Time to listen to the sound of leaves

They say we humans can read facial emotions but we have nothing on other mammals.

I was working near the window of the first floor when I heard two sounds. One was a faint drumming, the second a whispery rustle. To my amusement the drummer was a bold squirrel who was leaping about on the outer sill of the window and looking into the room with the eye of an explorer, while also throwing enquiring looks at me. They say we humans can read facial emotions but we have nothing on other mammals. A cat or a dog can in a split second assess whether or not we are well disposed towards it. So too this little furry bundle whom the current silence from our species had encouraged. It was trying to ascertain whether it could expand its territory into my unnatural habitat—steel and concrete with a strange instrument blowing a breeze from above.

It took me a while to fix the source of the other sound. It was from the green leaves of the drumstick tree outside my first floor window. From time to time I used to impatiently move its tendrils aside or clip them as they brushed closer and closer to the window grill and even tapped it. They too looked glad and expansive. Were they greener or did it just seem so to my imagination? For the first time I could actually hear the sound of leaves.

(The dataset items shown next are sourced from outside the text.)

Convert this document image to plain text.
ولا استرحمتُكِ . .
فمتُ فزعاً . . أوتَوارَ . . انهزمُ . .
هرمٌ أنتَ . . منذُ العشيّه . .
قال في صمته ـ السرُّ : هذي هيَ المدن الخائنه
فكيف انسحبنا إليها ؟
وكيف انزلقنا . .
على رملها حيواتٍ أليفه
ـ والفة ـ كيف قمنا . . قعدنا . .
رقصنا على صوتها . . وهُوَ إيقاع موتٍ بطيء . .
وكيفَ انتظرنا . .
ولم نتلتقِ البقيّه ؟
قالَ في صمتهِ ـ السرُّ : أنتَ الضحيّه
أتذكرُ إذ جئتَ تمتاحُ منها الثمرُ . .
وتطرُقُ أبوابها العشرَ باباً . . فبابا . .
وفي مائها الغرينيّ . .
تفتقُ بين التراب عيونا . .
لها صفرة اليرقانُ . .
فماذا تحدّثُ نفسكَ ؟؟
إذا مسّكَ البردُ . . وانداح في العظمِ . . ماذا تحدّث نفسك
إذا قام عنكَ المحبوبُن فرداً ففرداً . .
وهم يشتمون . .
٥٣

Not to be mistaken for the sound of the wind as it moves through trees but the faint sound that leaves make when they quiver all together.

The green leaf! Earth’s messenger on which so much depends! I recall a cooperative activity for young children developed by Sherif Rushdy and Shaku Raniga involving a large leaf. Stand all the children in a straight line, one behind the other. The teacher would then give a large leaf to the first child and say “Take this leaf. Hold it above your head, don’t drop it, pull it carelessly or tear it. Pass it backwards over your head to the child behind you.”

The second child was to receive the leaf very gently, and taking care not to drop it or bend it out of shape, had to pass it over his or her head backwards to the third child and so on till the leaf reached the end of its journey in the hands of the last child. The last leaf-receiver was to give it back to the teacher who would hold it up for all to see. The purpose of the lesson was to teach children how to handle all of Nature.
Time to listen to the sound of leaves?